— Что ты сказал? — испуганно переспросил он. Не может быть, наверняка он просто не расслышал.
Гвардеец перестал плакать, резким движением вытер глаза и повернулся так, чтобы Ортигоса видел его лицо, искаженное стыдом и болью.
— Я ее изнасиловал, — тихо повторил он, слегка качнувшись вперед, словно придавленный осознанием вечной вины. — Я взял силой собственную жену. И заслуживаю того, чтобы оказаться в аду. Что бы она ни сделала, как бы она меня ни наказывала, все равно этого будет мало.
Мануэль сидел словно парализованный. Это ужасное признание, казалось, сковало его по рукам и ногам, затуманило разум, мешая думать, реагировать, что-то говорить. Наконец ему удалось выдавить:
— Господи боже мой…
В мозгу вдруг возник образ матери Ногейры, тридцатилетней женщины, избитой, униженной, умоляющей сына сохранить страшную тайну.
— Как ты мог? После того, через что тебе пришлось пройти в детстве?
Не в силах справиться с собой, лейтенант снова закрыл лицо руками и зарыдал. Писатель совершенно растерялся. Он попытался собраться с мыслями, но ужасное признание стучало молотком в голове и мешало рассуждать здраво. Ортигосе хотелось повторить те слова, которые произнес старый монах над могилой Бердагера: о том, что человек не вправе осуждать других, что это прерогатива Господа. Но не смог. Он ненавидел Ногейру за дикость и жестокость его поступка. И в то же время признание этого измученного чувством вины человека, этого страдающего грешника тронуло Мануэля до глубины души. Он ощущал смесь отвращения и сочувствия, будто и он сам в какой-то мере нес ответственность за все ошибки, унижения и издевательства, совершенные в отношении всех женщин на Земле с начала времен. Писатель прекрасно понимал, что каждый человек отчасти тащит на своих плечах всю боль этого мира.
Ортигоса положил руку на плечо лейтенанта и почувствовал, как содрогается от рыданий его тело.
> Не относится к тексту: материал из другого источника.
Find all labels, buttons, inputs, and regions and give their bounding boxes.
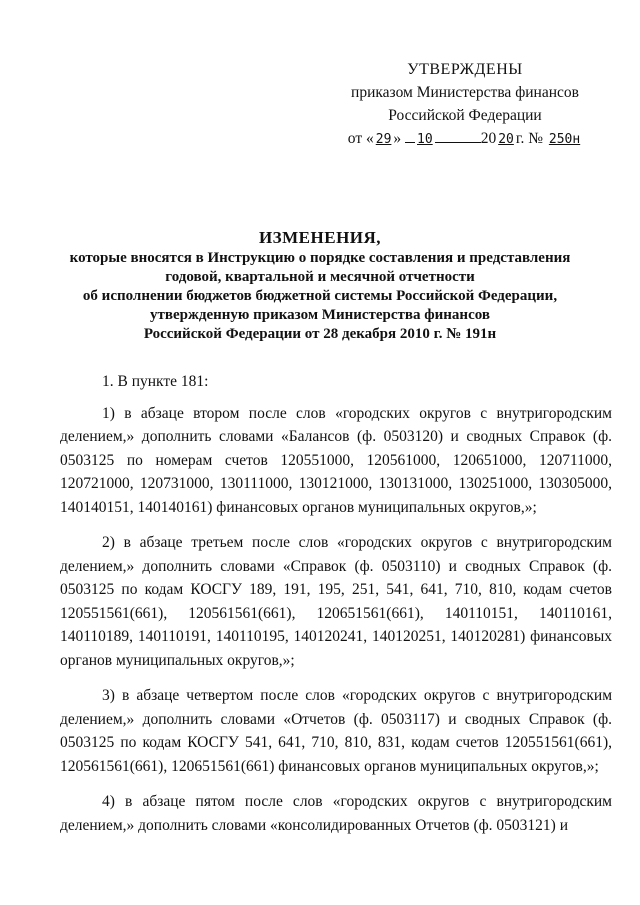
body-paragraph: 4) в абзаце пятом после слов «городских округов с внутригородским делением,» дополнить словами «консолидированных Отчетов (ф. 0503121) и xyxy=(60,793,612,834)
date-year: 20 xyxy=(498,132,514,147)
date-prefix: от « xyxy=(347,130,374,147)
order-number: 250н xyxy=(548,132,581,147)
approved-heading: УТВЕРЖДЕНЫ xyxy=(407,61,523,78)
body-paragraph: 3) в абзаце четвертом после слов «городских округов с внутригородским делением,» дополнить словами «Отчетов (ф. 0503117) и сводных Справок (ф. 0503125 по кодам КОСГУ 541, 641, 710, 810, 831, кодам счетов 120551561(661), 120561561(661), 120651561(661) финансовых органов муниципальных округов,»; xyxy=(60,687,612,775)
body-paragraph: 1) в абзаце втором после слов «городских округов с внутригородским делением,» дополнить словами «Балансов (ф. 0503120) и сводных Справок (ф. 0503125 по номерам счетов 120551000, 120561000, 120651000, 120711000, 120721000, 120731000, 130111000, 130121000, 130131000, 130251000, 130305000, 140140151, 140140161) финансовых органов муниципальных округов,»; xyxy=(60,404,612,516)
header-line: утвержденную приказом Министерства финансов xyxy=(150,307,490,323)
date-mid: » xyxy=(393,130,402,147)
approval-line-country: Российской Федерации xyxy=(388,107,542,124)
date-month: 10 xyxy=(417,132,433,147)
header-line: Российской Федерации от 28 декабря 2010 г. № 191н xyxy=(143,326,497,342)
document-body xyxy=(60,370,612,849)
date-year-prefix: 20 xyxy=(480,130,497,147)
date-year-suffix: г. № xyxy=(515,130,543,147)
date-blank-left xyxy=(405,142,415,143)
document-header xyxy=(60,228,580,344)
approval-date-line xyxy=(330,127,600,151)
date-blank-right xyxy=(435,142,481,143)
body-paragraph: 2) в абзаце третьем после слов «городских округов с внутригородским делением,» дополнить словами «Справок (ф. 0503110) и сводных Справок (ф. 0503125 по кодам КОСГУ 189, 191, 195, 251, 541, 641, 710, 810, кодам счетов 120551561(661), 120561561(661), 120651561(661), 140110151, 140110161, 140110189, 140110191, 140110195, 140120241, 140120251, 140120281) финансовых органов муниципальных округов,»; xyxy=(60,534,612,669)
header-line: об исполнении бюджетов бюджетной системы Российской Федерации, xyxy=(82,288,558,304)
approval-line-ministry: приказом Министерства финансов xyxy=(351,84,579,101)
header-line: годовой, квартальной и месячной отчетности xyxy=(165,269,475,285)
header-line: которые вносятся в Инструкцию о порядке составления и представления xyxy=(69,250,571,266)
date-day: 29 xyxy=(375,132,392,147)
body-paragraph: 1. В пункте 181: xyxy=(102,373,209,390)
document-title: ИЗМЕНЕНИЯ, xyxy=(258,228,382,247)
approval-stamp xyxy=(330,58,600,151)
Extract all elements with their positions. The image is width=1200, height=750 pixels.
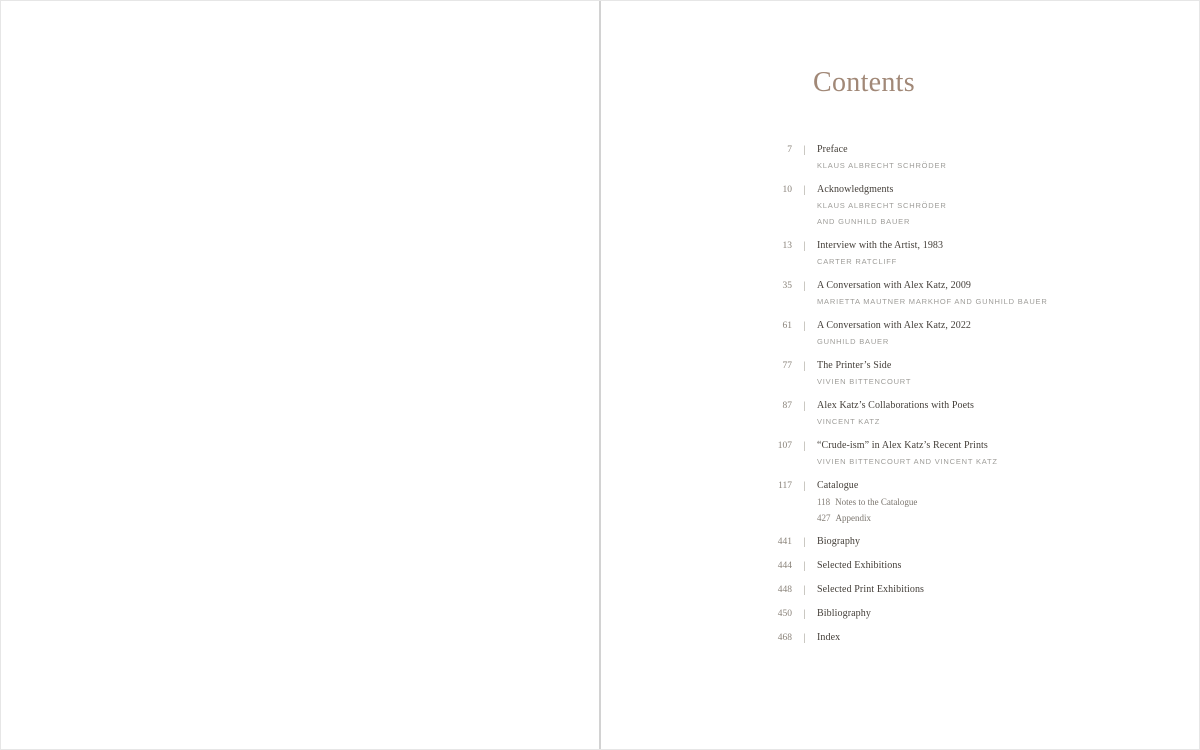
toc-entry xyxy=(601,438,1199,470)
table-of-contents xyxy=(601,142,1199,654)
toc-entry-author: MARIETTA MAUTNER MARKHOF AND GUNHILD BAUER xyxy=(817,297,1048,306)
toc-entry xyxy=(601,534,1199,550)
toc-entry-title: Interview with the Artist, 1983 xyxy=(817,240,944,251)
toc-entry xyxy=(601,142,1199,174)
toc-entry xyxy=(601,582,1199,598)
toc-subitem-label: Appendix xyxy=(835,513,871,523)
toc-entry xyxy=(601,358,1199,390)
toc-entry-title: The Printer’s Side xyxy=(817,360,892,371)
toc-separator: | xyxy=(803,584,806,596)
toc-separator: | xyxy=(803,608,806,620)
toc-subitem-page: 118 xyxy=(817,497,831,507)
toc-separator: | xyxy=(803,536,806,548)
toc-separator: | xyxy=(803,632,806,644)
toc-entry xyxy=(601,606,1199,622)
toc-entry xyxy=(601,558,1199,574)
toc-entry-title: Bibliography xyxy=(817,608,871,619)
toc-separator: | xyxy=(803,184,806,196)
toc-entry-author: GUNHILD BAUER xyxy=(817,337,890,346)
toc-entry xyxy=(601,478,1199,526)
toc-subitem xyxy=(817,494,1199,510)
toc-entry-title: Preface xyxy=(817,144,848,155)
toc-page-number: 448 xyxy=(777,585,792,595)
toc-entry-title: Index xyxy=(817,632,841,643)
toc-entry-title: Selected Print Exhibitions xyxy=(817,584,925,595)
toc-page-number: 77 xyxy=(782,361,792,371)
toc-separator: | xyxy=(803,280,806,292)
toc-entry-author: CARTER RATCLIFF xyxy=(817,257,898,266)
toc-separator: | xyxy=(803,320,806,332)
toc-subitem xyxy=(817,510,1199,526)
contents-heading: Contents xyxy=(813,67,915,98)
toc-entry xyxy=(601,278,1199,310)
toc-page-number: 7 xyxy=(787,145,792,155)
toc-entry-title: Catalogue xyxy=(817,480,859,491)
toc-page-number: 450 xyxy=(777,609,792,619)
toc-entry-author: VIVIEN BITTENCOURT AND VINCENT KATZ xyxy=(817,457,998,466)
left-page-blank xyxy=(1,1,599,749)
toc-page-number: 10 xyxy=(782,185,792,195)
toc-page-number: 13 xyxy=(782,241,792,251)
toc-separator: | xyxy=(803,360,806,372)
toc-page-number: 444 xyxy=(777,561,792,571)
toc-entry-title: Alex Katz’s Collaborations with Poets xyxy=(817,400,975,411)
toc-entry-author: AND GUNHILD BAUER xyxy=(817,217,911,226)
toc-entry xyxy=(601,182,1199,230)
toc-separator: | xyxy=(803,440,806,452)
toc-page-number: 107 xyxy=(777,441,792,451)
toc-separator: | xyxy=(803,144,806,156)
toc-page-number: 468 xyxy=(777,633,792,643)
toc-page-number: 441 xyxy=(777,537,792,547)
toc-entry-title: A Conversation with Alex Katz, 2022 xyxy=(817,320,972,331)
toc-entry-author: VIVIEN BITTENCOURT xyxy=(817,377,912,386)
toc-subitem-label: Notes to the Catalogue xyxy=(835,497,918,507)
toc-entry-title: Biography xyxy=(817,536,861,547)
toc-separator: | xyxy=(803,560,806,572)
toc-page-number: 87 xyxy=(782,401,792,411)
toc-entry-author: VINCENT KATZ xyxy=(817,417,881,426)
toc-entry-title: A Conversation with Alex Katz, 2009 xyxy=(817,280,972,291)
toc-entry xyxy=(601,238,1199,270)
toc-separator: | xyxy=(803,240,806,252)
toc-entry-title: Acknowledgments xyxy=(817,184,894,195)
toc-entry-title: “Crude-ism” in Alex Katz’s Recent Prints xyxy=(817,440,988,451)
toc-entry-author: KLAUS ALBRECHT SCHRÖDER xyxy=(817,201,947,210)
toc-entry xyxy=(601,630,1199,646)
toc-entry-author: KLAUS ALBRECHT SCHRÖDER xyxy=(817,161,947,170)
right-page-contents xyxy=(601,1,1199,749)
toc-separator: | xyxy=(803,480,806,492)
toc-page-number: 35 xyxy=(782,281,792,291)
toc-subitem-page: 427 xyxy=(817,513,831,523)
toc-separator: | xyxy=(803,400,806,412)
toc-entry xyxy=(601,318,1199,350)
toc-page-number: 61 xyxy=(782,321,792,331)
toc-entry-title: Selected Exhibitions xyxy=(817,560,902,571)
toc-entry xyxy=(601,398,1199,430)
toc-page-number: 117 xyxy=(778,481,792,491)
Гвардеец в ответ сделал то же самое, что и Эрминия, когда ее утешала Сарита: накрыл ладонь Мануэля своей, крепко прижав ее к плечу.
Затем он зажег очередную сигарету и молча закурил, с силой выдыхая дым в открытую дверь. После бурного всплеска эмоций Ногейра казался вялым и безжизненным, словно марионетка, которой обрезали нитки. Движения гвардейца стали медленными и точными, будто он экономил силы. Лейтенант смотрел прямо перед собой, через ветровое стекло, на дом. Но, судя по грустному выражению лица, думал не о родном очаге, жене или детях, а о своем мрачном будущем.
— Я был пьян, — внезапно заговорил Ногейра. — Не то чтобы сильно, и, разумеется, это никак меня не оправдывает. Младшей дочке тогда было два года. Когда она родилась, Лаура ушла с работы, чтобы посвящать все время малышке. С Шулией было то же самое, я зарабатывал достаточно, мы могли это себе позволить. Но когда Антии исполнилось полтора года, жена снова вернулась в больницу, и все полетело к чертям. Из-за меня, — поспешил добавить лейтенант. — Я свалил на нее и заботу о детях, и домашние обязанности. Так меня воспитали: мама ни мне, ни братьям даже тарелку помыть не позволяла. Знаю, отмазка неважная, я должен был думать своей головой. Когда родилась Шулия, проблем в интимной жизни у нас не было. Но с двумя детьми стало сложнее. У Антии резались зубы, она не спала по ночам. Лауре приходилось работать, заниматься хозяйством и двумя маленькими дочками, она вымоталась… И перестала уделять мне внимание. В выходные жена хотела побыть дома, занималась уборкой и приготовлением еды, а когда добиралась до постели, ей уже ничего не хотелось. Она постоянно чувствовала себя уставшей, мы никуда не ходили, а если и выбирались, детей приходилось брать с собой.